Curriculum for Peace (12 March 2008, Gargi College, Delhi) - Track 3

He wanted to eliminate war. He even became the ambassador of peace, when he went to Duryodhana he went for peace and made the demand so little that any reasonable man would have been very glad to offer the truce on the basis of that condition. Now there is a distinction between peace at any cost or if peace as far as possible, these two alternatives also we have to consider. Are we going to advocate peace at any cost, is that our goal of education for peace or peace as far as possible. Sri Krishna at that time advocated peace as far as possible after trying peace at any cost. I think I will stop at this point because I want to have your reactions to these questions.

It’s a very important point; let me formulate this question which also in curriculum, you have to take into account. Wars are of two types, there are two motivations of war. One is motivated by self-interest, for egoistic reasons. The easiest is that every individual wants to expand, self-interest, everybody wants to advance. It’s a basic tendency of human being is to expand. If I go into a railway compartment, I want a good seat and a good seat is also very flexible. We all know what is a good seat. Normally we like to have a good seat in which nobody else is around, alone; I can stretch myself, good seat. Now this is a basic need of human being to have good seat in the world therefore need for expansion. This is the one basic need and it is for that reason if anybody comes into my vicinity, I like to evade, expel that person. This is the basic reason of war. Everyone wants to expand and if two people want to expand then both of them will try to avoid each other and the finished; this is the basic reason why war takes place in the world.

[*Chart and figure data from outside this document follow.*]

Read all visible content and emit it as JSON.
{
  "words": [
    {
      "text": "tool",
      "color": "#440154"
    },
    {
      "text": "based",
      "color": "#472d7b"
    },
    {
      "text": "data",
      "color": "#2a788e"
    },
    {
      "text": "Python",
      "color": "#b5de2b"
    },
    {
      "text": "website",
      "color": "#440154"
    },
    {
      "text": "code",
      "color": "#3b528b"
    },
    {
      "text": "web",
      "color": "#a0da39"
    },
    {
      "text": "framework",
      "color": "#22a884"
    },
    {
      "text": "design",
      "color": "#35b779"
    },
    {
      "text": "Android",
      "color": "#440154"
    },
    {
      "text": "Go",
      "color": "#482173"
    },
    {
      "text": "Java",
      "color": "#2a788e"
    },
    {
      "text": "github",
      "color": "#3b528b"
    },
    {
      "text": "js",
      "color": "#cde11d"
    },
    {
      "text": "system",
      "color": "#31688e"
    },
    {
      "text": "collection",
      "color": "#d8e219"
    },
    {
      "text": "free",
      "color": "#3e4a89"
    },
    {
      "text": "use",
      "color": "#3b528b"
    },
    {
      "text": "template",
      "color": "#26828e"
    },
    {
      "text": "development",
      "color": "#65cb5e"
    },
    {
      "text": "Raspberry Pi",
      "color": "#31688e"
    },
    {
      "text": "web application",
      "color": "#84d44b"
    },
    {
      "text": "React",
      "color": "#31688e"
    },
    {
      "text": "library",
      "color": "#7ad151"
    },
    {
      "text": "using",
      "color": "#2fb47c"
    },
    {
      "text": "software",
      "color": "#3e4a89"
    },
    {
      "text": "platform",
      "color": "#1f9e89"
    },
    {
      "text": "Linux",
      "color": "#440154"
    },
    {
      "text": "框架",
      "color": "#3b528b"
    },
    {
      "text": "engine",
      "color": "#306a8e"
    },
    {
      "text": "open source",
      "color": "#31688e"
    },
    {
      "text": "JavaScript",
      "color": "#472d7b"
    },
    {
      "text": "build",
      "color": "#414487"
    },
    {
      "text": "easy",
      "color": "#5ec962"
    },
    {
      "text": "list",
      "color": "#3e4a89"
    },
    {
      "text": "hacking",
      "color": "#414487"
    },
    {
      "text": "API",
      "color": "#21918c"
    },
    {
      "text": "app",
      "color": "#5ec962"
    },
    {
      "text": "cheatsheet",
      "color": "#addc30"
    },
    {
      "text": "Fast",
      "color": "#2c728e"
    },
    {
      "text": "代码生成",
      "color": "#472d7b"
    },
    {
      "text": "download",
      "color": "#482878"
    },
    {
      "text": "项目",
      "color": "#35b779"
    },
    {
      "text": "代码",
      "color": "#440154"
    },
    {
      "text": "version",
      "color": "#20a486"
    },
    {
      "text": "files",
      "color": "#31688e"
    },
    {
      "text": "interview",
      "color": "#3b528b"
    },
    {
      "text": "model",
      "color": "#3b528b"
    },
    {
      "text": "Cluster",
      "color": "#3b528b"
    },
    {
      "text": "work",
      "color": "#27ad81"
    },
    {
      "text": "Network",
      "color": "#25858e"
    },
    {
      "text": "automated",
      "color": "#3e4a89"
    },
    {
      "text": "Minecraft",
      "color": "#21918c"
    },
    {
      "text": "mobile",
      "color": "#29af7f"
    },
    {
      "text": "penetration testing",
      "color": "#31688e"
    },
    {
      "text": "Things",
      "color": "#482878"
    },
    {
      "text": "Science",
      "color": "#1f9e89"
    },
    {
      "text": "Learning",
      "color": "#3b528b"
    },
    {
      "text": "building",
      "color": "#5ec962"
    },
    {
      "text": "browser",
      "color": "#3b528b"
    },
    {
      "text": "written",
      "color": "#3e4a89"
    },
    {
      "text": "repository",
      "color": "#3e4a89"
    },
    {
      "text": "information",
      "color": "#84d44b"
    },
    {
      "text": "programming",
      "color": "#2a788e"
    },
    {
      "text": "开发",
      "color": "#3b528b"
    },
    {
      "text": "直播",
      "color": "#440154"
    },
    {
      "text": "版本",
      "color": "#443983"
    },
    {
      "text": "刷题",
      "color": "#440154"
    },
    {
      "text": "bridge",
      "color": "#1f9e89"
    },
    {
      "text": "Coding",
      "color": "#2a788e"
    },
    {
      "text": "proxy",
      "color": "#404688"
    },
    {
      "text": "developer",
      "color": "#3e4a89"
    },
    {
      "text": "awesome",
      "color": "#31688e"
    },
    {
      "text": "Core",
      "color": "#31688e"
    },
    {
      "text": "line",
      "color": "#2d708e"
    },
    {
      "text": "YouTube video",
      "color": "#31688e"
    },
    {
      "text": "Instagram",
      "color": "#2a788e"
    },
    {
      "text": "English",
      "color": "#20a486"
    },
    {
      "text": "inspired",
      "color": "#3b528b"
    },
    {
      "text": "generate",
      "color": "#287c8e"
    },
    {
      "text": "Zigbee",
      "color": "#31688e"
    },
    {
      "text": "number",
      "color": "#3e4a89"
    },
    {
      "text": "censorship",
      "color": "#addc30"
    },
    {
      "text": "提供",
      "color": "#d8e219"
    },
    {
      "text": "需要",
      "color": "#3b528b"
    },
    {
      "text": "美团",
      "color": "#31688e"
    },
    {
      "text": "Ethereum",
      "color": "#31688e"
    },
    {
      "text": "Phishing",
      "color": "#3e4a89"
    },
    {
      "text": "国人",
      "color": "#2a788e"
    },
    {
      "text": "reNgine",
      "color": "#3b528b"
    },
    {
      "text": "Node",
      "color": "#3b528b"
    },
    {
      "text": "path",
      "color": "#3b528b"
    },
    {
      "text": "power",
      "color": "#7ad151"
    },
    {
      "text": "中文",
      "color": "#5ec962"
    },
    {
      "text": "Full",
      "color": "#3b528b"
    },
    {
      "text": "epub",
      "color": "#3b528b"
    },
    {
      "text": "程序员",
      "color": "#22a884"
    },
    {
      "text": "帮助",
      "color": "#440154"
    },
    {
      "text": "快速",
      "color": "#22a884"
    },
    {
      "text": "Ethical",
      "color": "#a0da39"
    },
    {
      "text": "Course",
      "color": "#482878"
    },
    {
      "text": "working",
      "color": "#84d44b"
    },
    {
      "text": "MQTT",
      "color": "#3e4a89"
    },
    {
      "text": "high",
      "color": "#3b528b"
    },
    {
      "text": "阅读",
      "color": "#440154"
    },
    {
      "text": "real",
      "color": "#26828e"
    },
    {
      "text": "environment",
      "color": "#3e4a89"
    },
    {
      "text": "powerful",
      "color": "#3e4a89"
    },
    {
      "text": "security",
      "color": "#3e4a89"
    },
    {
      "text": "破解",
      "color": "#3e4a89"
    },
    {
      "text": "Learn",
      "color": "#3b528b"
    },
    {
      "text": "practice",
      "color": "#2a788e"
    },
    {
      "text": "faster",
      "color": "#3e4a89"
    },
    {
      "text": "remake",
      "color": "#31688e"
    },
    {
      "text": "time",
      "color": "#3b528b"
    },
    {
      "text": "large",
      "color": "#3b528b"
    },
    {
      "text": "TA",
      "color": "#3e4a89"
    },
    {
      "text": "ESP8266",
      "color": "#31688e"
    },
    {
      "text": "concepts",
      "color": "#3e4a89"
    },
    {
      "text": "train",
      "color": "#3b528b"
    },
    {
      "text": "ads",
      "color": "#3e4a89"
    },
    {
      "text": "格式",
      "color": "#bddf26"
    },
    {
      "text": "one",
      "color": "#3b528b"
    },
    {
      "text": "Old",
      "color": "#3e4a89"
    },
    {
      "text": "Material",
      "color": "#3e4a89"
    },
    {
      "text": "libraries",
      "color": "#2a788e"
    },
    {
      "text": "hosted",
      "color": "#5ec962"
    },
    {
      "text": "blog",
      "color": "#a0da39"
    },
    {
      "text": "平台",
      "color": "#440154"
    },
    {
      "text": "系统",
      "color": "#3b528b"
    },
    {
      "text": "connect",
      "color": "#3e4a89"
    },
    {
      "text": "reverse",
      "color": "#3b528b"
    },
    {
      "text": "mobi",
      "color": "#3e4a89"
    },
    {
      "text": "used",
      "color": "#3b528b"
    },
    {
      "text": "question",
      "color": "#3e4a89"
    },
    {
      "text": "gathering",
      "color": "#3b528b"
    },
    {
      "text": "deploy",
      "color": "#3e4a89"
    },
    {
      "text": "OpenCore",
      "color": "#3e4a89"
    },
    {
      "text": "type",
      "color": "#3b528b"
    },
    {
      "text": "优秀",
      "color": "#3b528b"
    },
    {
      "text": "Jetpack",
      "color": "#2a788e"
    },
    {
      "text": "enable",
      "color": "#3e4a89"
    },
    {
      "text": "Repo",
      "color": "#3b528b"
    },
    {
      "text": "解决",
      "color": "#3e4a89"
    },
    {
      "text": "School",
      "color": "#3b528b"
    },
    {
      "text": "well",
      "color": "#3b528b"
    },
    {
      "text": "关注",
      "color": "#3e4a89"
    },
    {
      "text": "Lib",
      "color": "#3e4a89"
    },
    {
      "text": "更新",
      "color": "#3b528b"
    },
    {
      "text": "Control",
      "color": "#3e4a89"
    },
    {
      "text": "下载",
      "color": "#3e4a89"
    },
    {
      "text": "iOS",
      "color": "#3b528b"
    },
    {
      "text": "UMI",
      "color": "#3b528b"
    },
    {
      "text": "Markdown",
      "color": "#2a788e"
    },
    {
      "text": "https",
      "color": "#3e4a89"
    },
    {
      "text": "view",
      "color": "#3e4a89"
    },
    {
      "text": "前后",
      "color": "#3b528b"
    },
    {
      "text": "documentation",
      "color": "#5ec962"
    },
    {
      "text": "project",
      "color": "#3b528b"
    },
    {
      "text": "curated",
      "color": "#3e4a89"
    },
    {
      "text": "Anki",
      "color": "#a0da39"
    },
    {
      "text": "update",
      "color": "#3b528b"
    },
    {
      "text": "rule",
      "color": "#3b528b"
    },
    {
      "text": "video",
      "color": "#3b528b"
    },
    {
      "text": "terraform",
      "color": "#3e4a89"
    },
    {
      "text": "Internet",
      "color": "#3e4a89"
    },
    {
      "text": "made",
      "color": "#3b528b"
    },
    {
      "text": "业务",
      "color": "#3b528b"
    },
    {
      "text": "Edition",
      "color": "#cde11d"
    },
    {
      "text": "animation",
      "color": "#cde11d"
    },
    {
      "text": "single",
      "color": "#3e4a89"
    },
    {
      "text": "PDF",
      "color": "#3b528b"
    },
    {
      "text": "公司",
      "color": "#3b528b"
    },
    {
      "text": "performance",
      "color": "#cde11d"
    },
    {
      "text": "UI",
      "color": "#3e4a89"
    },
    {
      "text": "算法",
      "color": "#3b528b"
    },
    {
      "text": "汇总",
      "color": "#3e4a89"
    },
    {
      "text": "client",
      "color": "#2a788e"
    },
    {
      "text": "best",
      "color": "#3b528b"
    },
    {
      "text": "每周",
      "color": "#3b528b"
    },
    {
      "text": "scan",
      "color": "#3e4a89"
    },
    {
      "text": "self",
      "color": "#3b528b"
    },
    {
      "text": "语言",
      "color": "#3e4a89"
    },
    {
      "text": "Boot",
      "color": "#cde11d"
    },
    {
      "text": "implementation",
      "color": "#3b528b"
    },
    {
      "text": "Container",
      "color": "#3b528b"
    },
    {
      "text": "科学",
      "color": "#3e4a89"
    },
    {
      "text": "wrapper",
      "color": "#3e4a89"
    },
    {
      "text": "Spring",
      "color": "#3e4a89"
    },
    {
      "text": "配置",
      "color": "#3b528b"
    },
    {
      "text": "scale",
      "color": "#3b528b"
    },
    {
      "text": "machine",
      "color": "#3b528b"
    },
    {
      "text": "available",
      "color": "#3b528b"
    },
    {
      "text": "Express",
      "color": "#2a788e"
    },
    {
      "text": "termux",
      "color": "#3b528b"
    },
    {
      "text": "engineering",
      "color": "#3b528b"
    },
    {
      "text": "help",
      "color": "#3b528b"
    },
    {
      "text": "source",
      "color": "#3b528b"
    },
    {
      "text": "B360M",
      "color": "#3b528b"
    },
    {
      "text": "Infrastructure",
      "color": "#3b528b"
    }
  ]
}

Second is even if I have got peace, I have got a good seat, I might say well I want to tell my people that I command the Railway so much, the whole railway will run only for me, one saloon, I will be the master of all that I survey. It’s a big ambition, not only expansion but an ambition. Now this ambition has also many aspects. Ambition is greatly gratified when it has not only a good space for its kingdom but also has articles and objects and human beings over whom you can dominate. You not only need vast space, you want to dominate, your great satisfaction comes when I tell somebody, do it and he or she does it, I feel greatly satisfied, egoistically. I want to dominate. Why, I like it, there is no why. It’s a natural tendency of the human beings to dominate. Everybody wants his will to succeed. So that is also the cause.  Now in the process of domination there is another factor which comes into the picture – exploitation, I want to exploit. To derive the maximum profit out of the people whom I dominate, I enjoy the exploitation that is why slavery was flourishing at one time in the history of the world. Slaves were exploited. So need for expansion, need to dominate and the need to exploit, these are the fundamental reasons why people enter into war. They all emerge out of self-interest. But there is also another tendency in man. There is in human beings a great search for justice. It’s not that everybody seeks only domination and exploitation, it’s not true. There is also this aspect of human nature which seeks justice which wants to love, to cooperate, to protect, to nourish, to cherish, to relish, you want to give to the individual the right portion that is due to him. And when you find that some people are dominating and refusing justice then they want to fight. This is the question that she put up about injustice. If you see injustice before your eyes, what do you do? As Sri Aurobindo writes at the time of the freedom struggle ‘if you see your mother being attacked by a monster, and you stand what will you do? War, where is the question of peace. Therefore the idea of peace education is not so simple, as telling goody, goody stories to children.